Opening date set for new Lincoln Cathedral cafe and shop

Open near the end of June

Lincoln Cathedral’s new cafe and shop will be open to the public from Monday, June 28,

The cafe will offer a range of light lunches and tasty treats, while the shop will boast a new contemporary space in the revamped visitor centre.

It will be run by Meadow Brown Restaurants, an independent family-run business that operate cafes across the country, namely one at Nottingham Castle.

The Old Deanery will become a new visitor centre for the Cathedral.

There will be several new product lines released on the day of the cathedral cafe’s opening, including Lincoln Cathedral branded beer from Ferry Ales Brewery.

The new changes come after the Old Deanery Visitor Centre underwent a £16 million restoration project, in which the shop and cafe will be situated.

As well as these, a bite of community meeting rooms have also been made available for commercial, charitable and community hire, along with a range of hospitality packages.
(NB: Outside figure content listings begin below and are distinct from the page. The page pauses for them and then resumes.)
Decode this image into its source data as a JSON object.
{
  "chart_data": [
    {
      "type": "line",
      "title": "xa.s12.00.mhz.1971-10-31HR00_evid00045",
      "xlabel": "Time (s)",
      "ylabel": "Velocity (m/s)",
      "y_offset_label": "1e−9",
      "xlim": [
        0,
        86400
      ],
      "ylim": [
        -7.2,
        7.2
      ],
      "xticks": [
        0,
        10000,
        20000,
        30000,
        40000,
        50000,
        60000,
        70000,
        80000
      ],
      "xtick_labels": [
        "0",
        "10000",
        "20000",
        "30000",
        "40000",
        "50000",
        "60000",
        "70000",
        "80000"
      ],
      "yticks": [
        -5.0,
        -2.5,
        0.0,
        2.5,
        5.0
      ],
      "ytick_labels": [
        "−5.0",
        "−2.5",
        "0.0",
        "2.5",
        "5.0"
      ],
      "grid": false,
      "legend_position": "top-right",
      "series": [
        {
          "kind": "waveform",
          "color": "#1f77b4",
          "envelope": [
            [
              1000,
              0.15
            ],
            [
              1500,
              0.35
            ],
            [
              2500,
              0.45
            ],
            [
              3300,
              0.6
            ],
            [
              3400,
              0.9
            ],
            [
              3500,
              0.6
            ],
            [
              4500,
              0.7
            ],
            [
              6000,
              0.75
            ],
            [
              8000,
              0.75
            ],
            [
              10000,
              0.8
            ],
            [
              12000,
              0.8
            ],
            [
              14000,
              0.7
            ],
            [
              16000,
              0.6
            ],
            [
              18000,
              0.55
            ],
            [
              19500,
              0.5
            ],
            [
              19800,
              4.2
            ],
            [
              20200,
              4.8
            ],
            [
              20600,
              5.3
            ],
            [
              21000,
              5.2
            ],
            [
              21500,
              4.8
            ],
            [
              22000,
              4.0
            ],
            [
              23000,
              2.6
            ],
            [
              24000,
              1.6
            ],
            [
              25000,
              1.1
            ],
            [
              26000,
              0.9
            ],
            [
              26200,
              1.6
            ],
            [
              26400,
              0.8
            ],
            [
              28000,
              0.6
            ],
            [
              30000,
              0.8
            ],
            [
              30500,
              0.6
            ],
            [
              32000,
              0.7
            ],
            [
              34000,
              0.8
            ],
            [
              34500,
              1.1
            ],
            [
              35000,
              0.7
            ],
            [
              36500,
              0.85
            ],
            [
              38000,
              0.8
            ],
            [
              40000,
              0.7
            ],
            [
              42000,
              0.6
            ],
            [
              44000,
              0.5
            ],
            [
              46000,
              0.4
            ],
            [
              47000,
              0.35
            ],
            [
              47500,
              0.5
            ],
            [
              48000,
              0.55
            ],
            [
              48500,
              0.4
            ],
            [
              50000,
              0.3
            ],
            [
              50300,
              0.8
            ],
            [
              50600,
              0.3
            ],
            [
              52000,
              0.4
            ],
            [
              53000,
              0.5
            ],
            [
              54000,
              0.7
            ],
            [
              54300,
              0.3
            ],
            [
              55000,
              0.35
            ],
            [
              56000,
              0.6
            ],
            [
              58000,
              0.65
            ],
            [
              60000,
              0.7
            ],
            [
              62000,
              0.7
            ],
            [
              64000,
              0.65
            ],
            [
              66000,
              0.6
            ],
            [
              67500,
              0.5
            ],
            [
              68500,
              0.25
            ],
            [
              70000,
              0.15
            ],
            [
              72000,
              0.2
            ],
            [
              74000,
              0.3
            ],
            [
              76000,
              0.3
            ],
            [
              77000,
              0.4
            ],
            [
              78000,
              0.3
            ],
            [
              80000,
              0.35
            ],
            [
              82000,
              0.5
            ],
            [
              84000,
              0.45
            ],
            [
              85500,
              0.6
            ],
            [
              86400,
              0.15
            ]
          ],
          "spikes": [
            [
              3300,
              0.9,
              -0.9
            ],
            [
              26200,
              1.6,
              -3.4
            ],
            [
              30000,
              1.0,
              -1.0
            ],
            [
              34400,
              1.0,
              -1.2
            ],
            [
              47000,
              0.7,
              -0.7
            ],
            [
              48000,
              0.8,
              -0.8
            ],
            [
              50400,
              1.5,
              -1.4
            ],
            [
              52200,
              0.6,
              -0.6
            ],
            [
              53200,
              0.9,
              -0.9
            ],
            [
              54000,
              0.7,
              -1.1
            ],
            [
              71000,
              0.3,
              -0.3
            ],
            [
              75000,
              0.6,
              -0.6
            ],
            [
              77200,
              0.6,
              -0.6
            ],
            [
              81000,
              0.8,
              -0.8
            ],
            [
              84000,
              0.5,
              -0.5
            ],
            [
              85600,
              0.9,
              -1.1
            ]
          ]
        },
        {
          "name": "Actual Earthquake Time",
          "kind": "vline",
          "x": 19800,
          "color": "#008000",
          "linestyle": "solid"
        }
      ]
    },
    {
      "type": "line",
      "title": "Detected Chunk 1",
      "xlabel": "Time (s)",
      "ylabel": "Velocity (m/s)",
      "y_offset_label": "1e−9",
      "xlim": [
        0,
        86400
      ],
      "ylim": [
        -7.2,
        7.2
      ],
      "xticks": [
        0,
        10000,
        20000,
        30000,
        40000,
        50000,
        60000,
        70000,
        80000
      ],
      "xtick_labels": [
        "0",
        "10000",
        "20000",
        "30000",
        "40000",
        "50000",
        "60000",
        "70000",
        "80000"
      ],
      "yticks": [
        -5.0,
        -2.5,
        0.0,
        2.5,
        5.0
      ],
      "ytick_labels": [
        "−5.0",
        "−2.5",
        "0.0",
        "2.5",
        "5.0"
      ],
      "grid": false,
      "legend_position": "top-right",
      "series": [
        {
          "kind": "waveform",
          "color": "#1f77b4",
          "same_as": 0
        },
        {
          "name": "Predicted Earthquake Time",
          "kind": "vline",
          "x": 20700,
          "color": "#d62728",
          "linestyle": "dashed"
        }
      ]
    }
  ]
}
First time in over 40 years the public can visit the Dean’s Green. | Photo: Steve Smailes for The Lincolnite

Both the cafe and the shop will open at 9.30am on Monday, June 28. Following that, the cafe will open daily from 9am to 5pm and the shop from 9.30am to 5pm Monday to Saturday, and 10am to 4pm on Sundays.
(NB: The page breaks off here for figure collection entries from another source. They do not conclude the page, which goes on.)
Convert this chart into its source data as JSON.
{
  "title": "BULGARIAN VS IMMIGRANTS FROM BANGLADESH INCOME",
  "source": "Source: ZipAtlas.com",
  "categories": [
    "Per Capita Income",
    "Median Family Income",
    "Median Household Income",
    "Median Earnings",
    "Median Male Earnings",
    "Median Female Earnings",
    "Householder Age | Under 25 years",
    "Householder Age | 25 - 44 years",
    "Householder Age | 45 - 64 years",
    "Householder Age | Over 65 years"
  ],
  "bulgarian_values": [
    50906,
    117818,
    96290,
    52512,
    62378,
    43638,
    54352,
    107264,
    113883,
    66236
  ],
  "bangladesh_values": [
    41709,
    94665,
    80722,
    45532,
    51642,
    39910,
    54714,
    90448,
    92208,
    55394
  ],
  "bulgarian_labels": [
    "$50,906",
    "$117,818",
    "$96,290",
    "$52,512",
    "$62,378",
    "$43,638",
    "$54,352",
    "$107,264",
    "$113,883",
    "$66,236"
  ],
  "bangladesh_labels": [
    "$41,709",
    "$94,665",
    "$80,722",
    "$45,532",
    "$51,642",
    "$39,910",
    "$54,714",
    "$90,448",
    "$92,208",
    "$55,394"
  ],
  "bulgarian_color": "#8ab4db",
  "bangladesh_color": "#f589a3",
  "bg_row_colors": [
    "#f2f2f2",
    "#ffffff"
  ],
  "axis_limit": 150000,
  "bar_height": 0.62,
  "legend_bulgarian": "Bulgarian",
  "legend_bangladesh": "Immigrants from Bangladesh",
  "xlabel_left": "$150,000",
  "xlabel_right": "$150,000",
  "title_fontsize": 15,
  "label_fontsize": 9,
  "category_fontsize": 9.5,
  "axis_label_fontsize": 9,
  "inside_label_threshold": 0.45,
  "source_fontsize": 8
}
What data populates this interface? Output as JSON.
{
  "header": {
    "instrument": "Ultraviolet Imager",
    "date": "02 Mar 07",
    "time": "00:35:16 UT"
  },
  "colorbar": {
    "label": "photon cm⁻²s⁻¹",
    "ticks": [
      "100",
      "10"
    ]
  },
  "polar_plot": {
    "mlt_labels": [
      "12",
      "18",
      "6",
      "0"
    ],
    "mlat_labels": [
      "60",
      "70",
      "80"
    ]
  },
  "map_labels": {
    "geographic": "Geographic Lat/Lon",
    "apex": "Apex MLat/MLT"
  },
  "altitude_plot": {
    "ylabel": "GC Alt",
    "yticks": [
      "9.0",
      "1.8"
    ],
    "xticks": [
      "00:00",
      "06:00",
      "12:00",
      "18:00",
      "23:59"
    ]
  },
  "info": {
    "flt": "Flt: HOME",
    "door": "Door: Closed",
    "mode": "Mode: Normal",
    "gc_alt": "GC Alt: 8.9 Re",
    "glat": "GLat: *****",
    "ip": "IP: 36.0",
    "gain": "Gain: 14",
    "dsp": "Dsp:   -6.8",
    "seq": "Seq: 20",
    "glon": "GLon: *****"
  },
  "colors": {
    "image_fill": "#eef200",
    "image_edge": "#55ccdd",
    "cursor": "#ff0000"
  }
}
Will Harrison, Chapter Clerk at Lincoln Cathedral, said that the opening of the shop and café was the culmination of many years’ work and a cause for much needed celebration after a turbulent 18 months.

“At a time when people are once again able to socialise with friends and family, we are delighted to be sharing new spaces where everyone can enjoy spending time together.

“We are looking forward to welcoming visitors from Lincoln, Lincolnshire and beyond; whether they are old friends and regular visitors, or if this is their first time though the doors.

“The transformation that has taken place is simply breath-taking when we remember what the Old Deanery looked like before the work began.”